WALKER -- Highway 371 through Cass and Crow Wing counties should carry traffic at an average speed of 55 miles per hour.
Development in these counties and related additional accesses onto the highway are cutting that travel speed and, therefore, time, meaning it could thwart economic development rather than help it.
This is the message Minnesota Department of Transportation officials from St. Cloud and Bemidji brought to a public hearing Thursday night in Walker.
Terry Humbert, St. Cloud-based District 3 engineer, and Craig Colseth, Bemidji-based District 2 engineer, said MnDOT's goal is to move people through this area without safety hazards, because visitors think of travel as time, not miles.
Visitors come and boost the economy in this vacation area, they said. When there are more stops and starts and more slow speed areas, they will think of their trip as taking longer and will be less inclined to come.
While Ace Hardware, located in a new building last year north of Walker, wants direct access onto Highway 371, others attending Thursday's meeting noted hazardous travel areas south of Walker, caused by too many accesses in a 55-mph zone.
One woman said a survey of 180 residents between Walker and the Y junction of Highways 200 and 371 by Northern Lights Casino drew 100 responses.
Those residents cited fast speed as their top concern, curves in the road next, passing in no passing zones next and the high risk for making left turns as the greatest hazards in this stretch of road.
She described one five-vehicle accident at her driveway.
Greg Ravenhorst, who owns a business and home in this area, said he limits hours in the summer when he permits semi-trailer trucks to enter his business, because of the high risk in heavy traffic for making left turns.
He also said he has waited as long as three minutes to make a left turn into his driveway. Some of his business trucks have lost right rear view mirrors to vehicles passing too close on the right shoulder as the trucks waited to turn left.
Skip Duchesneau of Walker said a portion of that 55-mph section of highway between Walker and the Y junction actually is inside Walker city limits. He suggested lowering speeds.
Humbert said MnDOT sets speeds generally by speeds motorists travel through an area. When people see open spaces, they tend to drive faster.
This is the case in the area Duchesneau cited, he said.
Humbert said he hopes MnDOT's cooperative planning with the Cass-Crow Wing Highway 371 corridor land development planning effort now under way will address these issues before more of the corridor is developed.
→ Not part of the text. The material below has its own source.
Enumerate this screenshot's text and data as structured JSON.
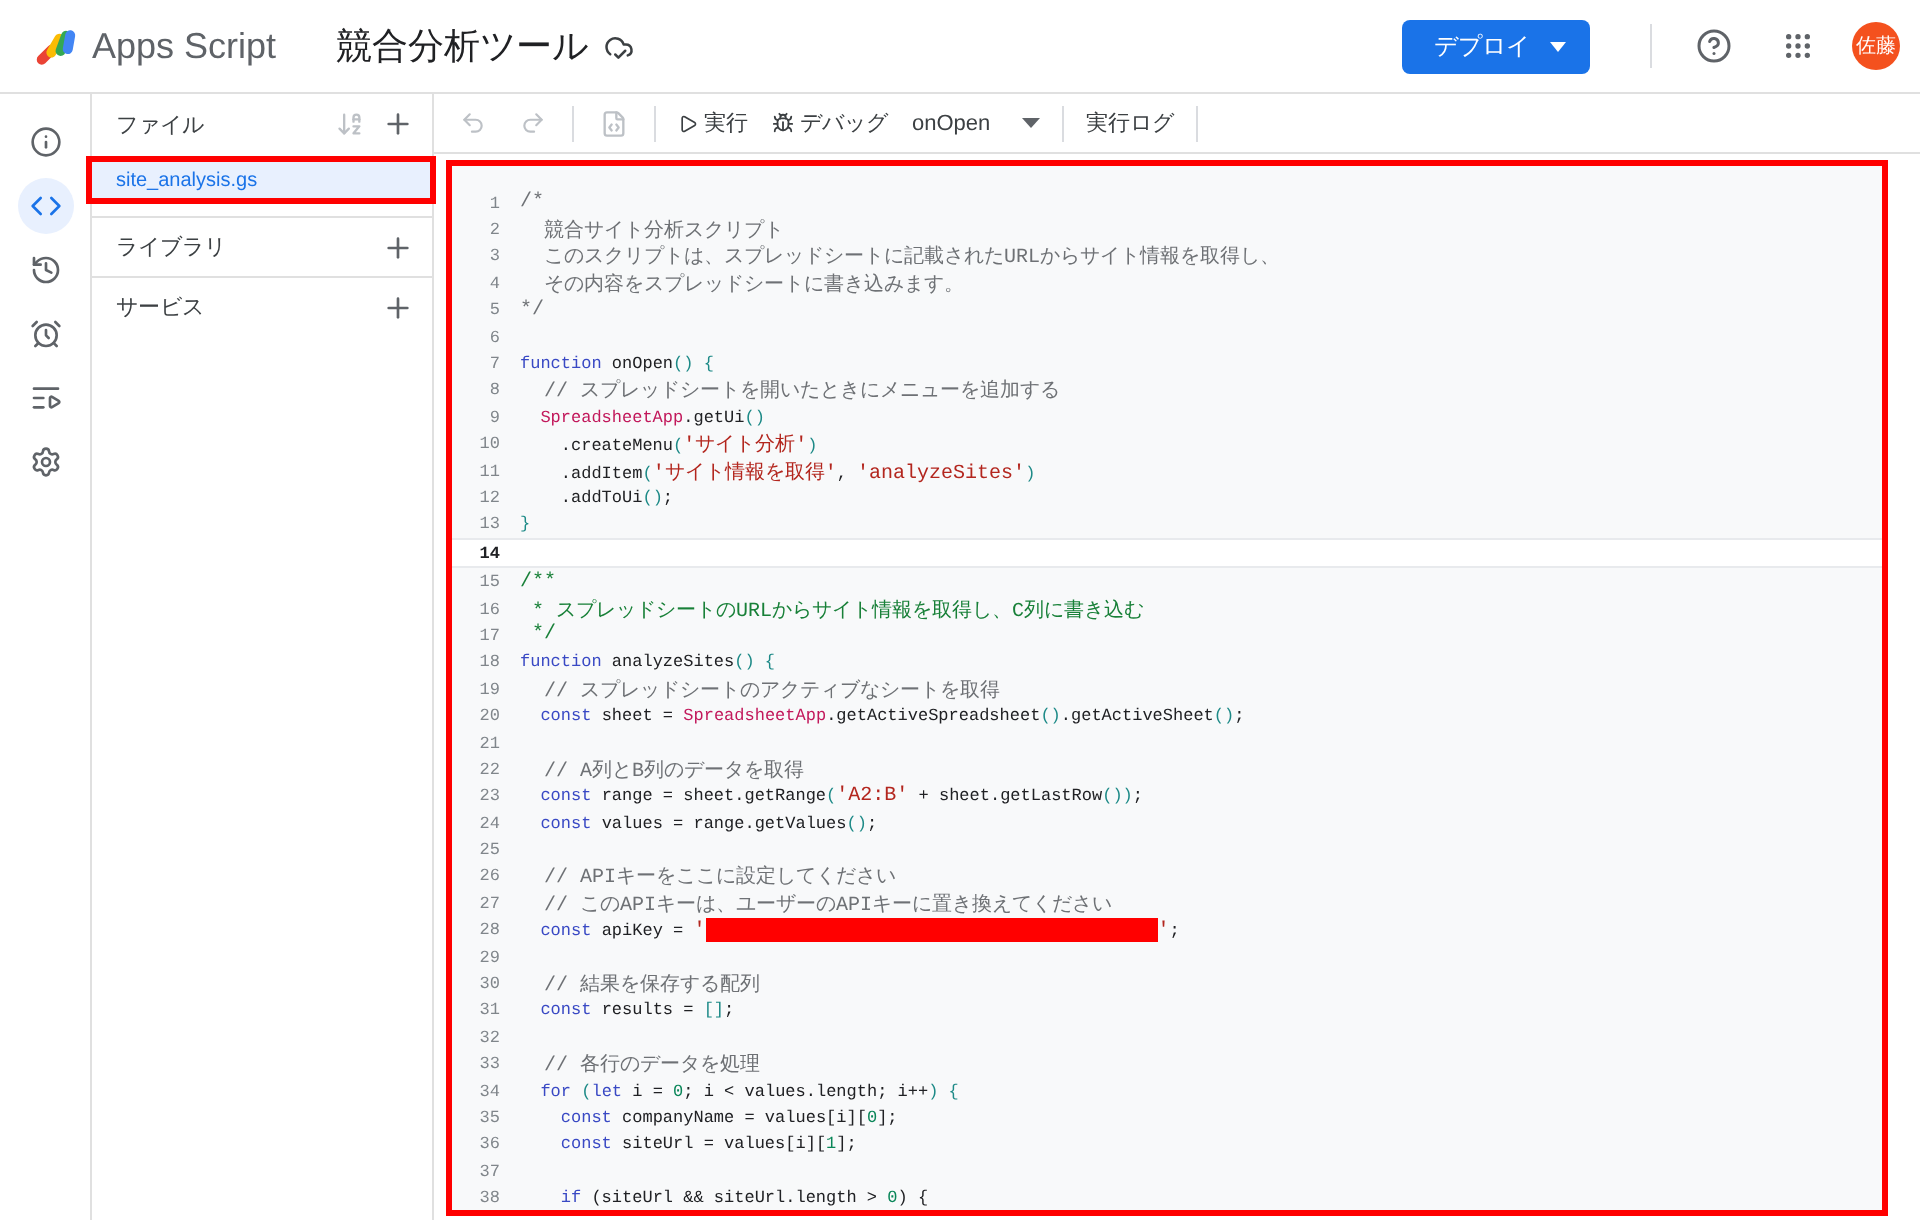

He encouraged planning land development to cluster new construction around single accesses onto the highway. MnDOT will see it as more cost effective to provide left turn lanes and signal controls at a clustered access, he said.
He said the lineal development along a highway such as what has taken place through Baxter is the least desirable for through traffic movement.
Bob Goggleye represented the Leech Lake Reservation to describe the convention center, hotel, larger gaming operation and child care facilities the reservation hopes to build with a $30 million loan at or adjacent to Northern Lights in the next year.
It is in a task force planning stage now, with a possible completion date for 2001, Goggleye said. A construction manager could be hired by the end of this month, he said.
Current MnDOT projections for traffic at that Highway 371 and 200 junction that call for traffic to increase from 8,000 vehicles a day in 1998 to $13,700 a day by 2020 do not consider the casino development next year, Humbert said.
Goggleye said traffic concerns there will be as much a part of the reservation's planning process as sewer and water services. He encouraged MnDOT to work with the reservation on this planning.
Humbert said that while projections for 2020 traffic through that area, not counting casino development, would qualify the junction for a double lane highway, terrain and wetlands south of Walker will make that improvement extremely expensive if not impossible.
Rural Hackensack resident Fred Martin, who has lived in the area many years, suggested MnDOT give more attention to bypassing Walker by moving the highway south of the Y junction and Walker.
The old highway before Highway 371 was improved in the 1930s did go farther south of Walker, Martin said.
Hackensack City Council member Larry Ciha asked whether a semaphore was being considered at the Y junction. Colseth said MnDOT has seen semaphores only change the type of accident occurring rather than preventing them.
He said there may, in fact, be more rear end accidents after a signal is installed than there were right angle accidents without a semaphore.
Each situation has to be studied carefully, he said.
Martin objected to the growing number of billboards in Cass County. "No one has addressed this since Ladybird Johnson," Martin said.
When Humbert referred this issue to local zoning officials, Cass County Environmental Services Director Paul Fairbanks said there have not been additional billboards added in Cass beyond a mile of each city since zoning laws were extended countywide in 1997.
Fairbanks encouraged those filling the Cass County Courthouse meeting room Thursday to watch area newspapers for notices about committees to be formed to work on Highway 371 corridor planning this year.
"What happens on the highway has a major impact on land use," Fairbanks said.
The Cass County Board approved last Tuesday hiring a planning group to coordinate the Highway 371 corridor plan. Fairbanks will seek Crow Wing County Board approval next Tuesday.
If that approval is given, Fairbanks said, the Highway 371 corridor plan will begin immediately, with citizen input encouraged throughout the process.
The goal is to implement that plan by the end of this year, he said.